音読というのは、文章のリズムに沿って読むことですから、句読点で区切って普通に読む読み方でかまいません。
しかし、暗唱の文章も同じように読むと、何度繰り返してもなかなか暗唱できません。
暗唱の読み方は、できるだけ早口で、棒読みで、句読点でもほとんど区切らず、しかしリズミカルに読んでいくのがいいのです。
棒読みでリズミカルにというのがわかりにくいと思いますが、お経のような読み方に似ていると思うといいでしょう。
もちろん、これは最初の暗唱が定着するまでの間で、暗唱がすっかりできるようになったら、句読点で区切る普通の読み方でいいのです。
なぜ、句読点で句切らない方がいいかというと、句読点で区切ると、意味のつながりで読もうとしてしまうからです。意味のつながりで読むと、説明文の場合はストーリーがありませんから、次の言葉が出てきません。
句読点で区切らずに読むと、一連の文章の流れが、音楽の歌詞のような形で次々に浮かんでくるようになるのです。
しかし、早口で読むと言っても、最初から早口で読むのではありません。
よく、助詞の「てにをは」を読み間違える人がいます。

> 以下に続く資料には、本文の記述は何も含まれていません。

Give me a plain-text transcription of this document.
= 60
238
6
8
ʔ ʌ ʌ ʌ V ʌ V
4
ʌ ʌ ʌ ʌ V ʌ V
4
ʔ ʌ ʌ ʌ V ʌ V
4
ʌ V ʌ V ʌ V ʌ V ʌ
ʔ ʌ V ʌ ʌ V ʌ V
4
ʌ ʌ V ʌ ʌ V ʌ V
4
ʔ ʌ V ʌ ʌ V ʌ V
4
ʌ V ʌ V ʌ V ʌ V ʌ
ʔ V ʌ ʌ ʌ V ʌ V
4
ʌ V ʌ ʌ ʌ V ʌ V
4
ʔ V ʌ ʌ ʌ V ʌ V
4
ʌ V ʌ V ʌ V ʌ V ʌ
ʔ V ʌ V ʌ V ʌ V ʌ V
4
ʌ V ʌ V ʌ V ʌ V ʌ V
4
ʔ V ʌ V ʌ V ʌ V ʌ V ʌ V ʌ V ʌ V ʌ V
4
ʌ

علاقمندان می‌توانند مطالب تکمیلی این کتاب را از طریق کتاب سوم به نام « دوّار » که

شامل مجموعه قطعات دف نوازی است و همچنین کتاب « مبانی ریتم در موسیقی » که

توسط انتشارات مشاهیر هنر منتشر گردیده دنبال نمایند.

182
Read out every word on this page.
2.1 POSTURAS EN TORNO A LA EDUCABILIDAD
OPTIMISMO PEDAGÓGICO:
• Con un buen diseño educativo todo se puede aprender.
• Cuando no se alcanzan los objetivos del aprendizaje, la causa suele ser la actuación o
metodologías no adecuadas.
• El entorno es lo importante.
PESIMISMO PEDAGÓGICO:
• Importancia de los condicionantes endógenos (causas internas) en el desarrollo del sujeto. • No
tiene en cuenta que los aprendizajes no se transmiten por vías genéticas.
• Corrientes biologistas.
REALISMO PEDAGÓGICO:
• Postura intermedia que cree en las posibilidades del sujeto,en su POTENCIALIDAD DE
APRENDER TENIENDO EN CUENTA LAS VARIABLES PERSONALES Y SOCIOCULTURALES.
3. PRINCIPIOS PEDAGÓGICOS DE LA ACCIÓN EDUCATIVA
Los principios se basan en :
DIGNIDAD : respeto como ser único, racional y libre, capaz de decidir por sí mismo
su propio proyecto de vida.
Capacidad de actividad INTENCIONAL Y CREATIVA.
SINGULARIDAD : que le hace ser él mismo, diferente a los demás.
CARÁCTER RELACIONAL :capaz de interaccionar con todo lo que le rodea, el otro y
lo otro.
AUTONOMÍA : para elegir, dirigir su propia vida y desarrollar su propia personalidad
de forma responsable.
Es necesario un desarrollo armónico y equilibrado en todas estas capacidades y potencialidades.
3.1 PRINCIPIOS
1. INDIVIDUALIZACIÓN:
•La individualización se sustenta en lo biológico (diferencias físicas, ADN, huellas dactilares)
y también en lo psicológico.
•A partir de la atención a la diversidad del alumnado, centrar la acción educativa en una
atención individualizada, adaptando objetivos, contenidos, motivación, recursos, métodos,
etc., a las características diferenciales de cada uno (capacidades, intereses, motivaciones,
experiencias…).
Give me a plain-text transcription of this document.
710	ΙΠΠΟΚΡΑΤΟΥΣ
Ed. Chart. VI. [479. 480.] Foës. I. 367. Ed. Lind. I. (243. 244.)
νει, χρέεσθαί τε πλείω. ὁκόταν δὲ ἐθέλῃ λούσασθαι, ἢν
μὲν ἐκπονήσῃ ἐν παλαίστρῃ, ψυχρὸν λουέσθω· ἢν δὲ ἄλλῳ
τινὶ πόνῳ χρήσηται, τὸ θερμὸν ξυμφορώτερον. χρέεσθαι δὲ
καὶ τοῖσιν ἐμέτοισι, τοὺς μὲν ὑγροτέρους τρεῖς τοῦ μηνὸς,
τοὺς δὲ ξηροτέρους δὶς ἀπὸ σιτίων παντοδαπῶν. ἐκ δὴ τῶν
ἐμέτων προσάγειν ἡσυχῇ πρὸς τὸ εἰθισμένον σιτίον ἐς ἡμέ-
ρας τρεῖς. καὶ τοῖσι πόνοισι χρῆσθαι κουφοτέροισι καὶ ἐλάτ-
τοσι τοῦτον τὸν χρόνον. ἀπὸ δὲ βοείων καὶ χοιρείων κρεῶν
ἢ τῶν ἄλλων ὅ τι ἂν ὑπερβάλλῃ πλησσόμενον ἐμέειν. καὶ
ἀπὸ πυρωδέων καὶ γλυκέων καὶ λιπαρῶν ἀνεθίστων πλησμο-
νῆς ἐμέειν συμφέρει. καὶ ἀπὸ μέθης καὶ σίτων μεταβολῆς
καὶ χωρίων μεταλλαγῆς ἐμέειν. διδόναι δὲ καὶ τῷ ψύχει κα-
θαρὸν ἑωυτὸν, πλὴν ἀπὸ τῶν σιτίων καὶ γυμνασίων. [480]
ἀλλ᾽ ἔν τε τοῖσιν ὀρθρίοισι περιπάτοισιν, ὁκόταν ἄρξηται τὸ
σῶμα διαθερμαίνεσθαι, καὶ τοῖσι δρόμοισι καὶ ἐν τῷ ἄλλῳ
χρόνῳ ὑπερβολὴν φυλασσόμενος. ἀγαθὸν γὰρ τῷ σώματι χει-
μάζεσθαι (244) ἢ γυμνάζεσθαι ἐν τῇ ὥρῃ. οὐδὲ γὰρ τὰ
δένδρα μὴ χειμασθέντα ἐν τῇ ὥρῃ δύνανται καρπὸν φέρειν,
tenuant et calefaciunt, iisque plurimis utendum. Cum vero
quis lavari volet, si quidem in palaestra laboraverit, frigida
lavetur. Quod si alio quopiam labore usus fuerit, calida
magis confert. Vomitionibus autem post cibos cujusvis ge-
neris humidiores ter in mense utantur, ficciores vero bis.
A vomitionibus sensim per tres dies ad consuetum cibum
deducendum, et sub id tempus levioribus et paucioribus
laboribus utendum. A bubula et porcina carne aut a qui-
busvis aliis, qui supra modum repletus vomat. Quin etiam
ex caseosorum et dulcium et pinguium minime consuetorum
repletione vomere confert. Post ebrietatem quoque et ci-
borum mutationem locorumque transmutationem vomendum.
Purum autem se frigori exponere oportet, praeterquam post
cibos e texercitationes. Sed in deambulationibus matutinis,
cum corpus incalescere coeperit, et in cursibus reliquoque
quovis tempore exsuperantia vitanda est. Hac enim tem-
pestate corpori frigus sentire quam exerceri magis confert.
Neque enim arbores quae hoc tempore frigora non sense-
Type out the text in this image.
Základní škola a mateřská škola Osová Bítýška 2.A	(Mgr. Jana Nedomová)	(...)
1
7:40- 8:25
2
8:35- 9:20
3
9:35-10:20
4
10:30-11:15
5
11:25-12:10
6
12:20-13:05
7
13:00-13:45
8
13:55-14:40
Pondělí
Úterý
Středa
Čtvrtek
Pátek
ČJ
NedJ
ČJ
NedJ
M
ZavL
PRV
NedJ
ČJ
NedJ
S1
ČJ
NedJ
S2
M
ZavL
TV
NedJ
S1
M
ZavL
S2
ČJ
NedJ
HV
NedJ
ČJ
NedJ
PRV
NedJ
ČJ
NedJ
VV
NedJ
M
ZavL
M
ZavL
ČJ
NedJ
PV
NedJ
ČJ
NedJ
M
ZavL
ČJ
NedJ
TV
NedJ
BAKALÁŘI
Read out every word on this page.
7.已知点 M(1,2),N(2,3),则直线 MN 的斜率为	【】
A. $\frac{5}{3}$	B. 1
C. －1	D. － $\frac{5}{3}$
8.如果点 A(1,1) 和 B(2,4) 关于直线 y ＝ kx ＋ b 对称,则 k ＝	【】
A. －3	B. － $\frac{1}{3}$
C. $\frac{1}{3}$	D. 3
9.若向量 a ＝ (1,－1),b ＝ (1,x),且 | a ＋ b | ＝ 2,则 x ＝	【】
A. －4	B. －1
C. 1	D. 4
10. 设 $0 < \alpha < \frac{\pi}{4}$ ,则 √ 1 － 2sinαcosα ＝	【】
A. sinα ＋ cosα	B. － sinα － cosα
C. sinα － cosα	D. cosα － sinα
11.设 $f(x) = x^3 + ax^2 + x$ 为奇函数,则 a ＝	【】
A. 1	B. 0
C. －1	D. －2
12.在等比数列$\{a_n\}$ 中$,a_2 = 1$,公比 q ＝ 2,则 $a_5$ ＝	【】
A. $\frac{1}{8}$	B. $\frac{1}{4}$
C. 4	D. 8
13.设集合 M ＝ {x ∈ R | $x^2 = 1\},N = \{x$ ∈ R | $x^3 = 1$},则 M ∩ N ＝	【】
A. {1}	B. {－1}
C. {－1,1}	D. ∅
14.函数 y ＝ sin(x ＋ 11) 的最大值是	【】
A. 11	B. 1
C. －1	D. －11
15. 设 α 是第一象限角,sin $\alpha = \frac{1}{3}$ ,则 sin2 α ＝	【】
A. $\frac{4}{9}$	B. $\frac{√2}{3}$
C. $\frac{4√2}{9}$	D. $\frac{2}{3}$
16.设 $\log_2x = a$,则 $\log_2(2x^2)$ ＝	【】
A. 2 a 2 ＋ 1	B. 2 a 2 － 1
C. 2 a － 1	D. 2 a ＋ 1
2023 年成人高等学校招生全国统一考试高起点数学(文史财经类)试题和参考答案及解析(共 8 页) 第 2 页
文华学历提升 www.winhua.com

「どこどこへ行く」を「どこどこに行く」などと読んでしまうのです。
最初に間違えて読むと、この読み間違いはなかなか直りません。最初の読み方は、できるだけ正確にゆっくり読むことが大切です。
正確な読み方が確実にできるようになってから、だんだん早口で止まらずに読むようにしていくのです。
暗唱は、暗記ではありません。
覚えることが目的ではなく、文章が自分の身につくことが目的です。だから、何とか覚えて読めればいいというのではなく、無意識のうちに最初から最後まで一息で読めるようになることが大事です。
道を歩いているときなどに、ふとその暗唱の一部が思い出されるようになることが暗唱の目標なのです。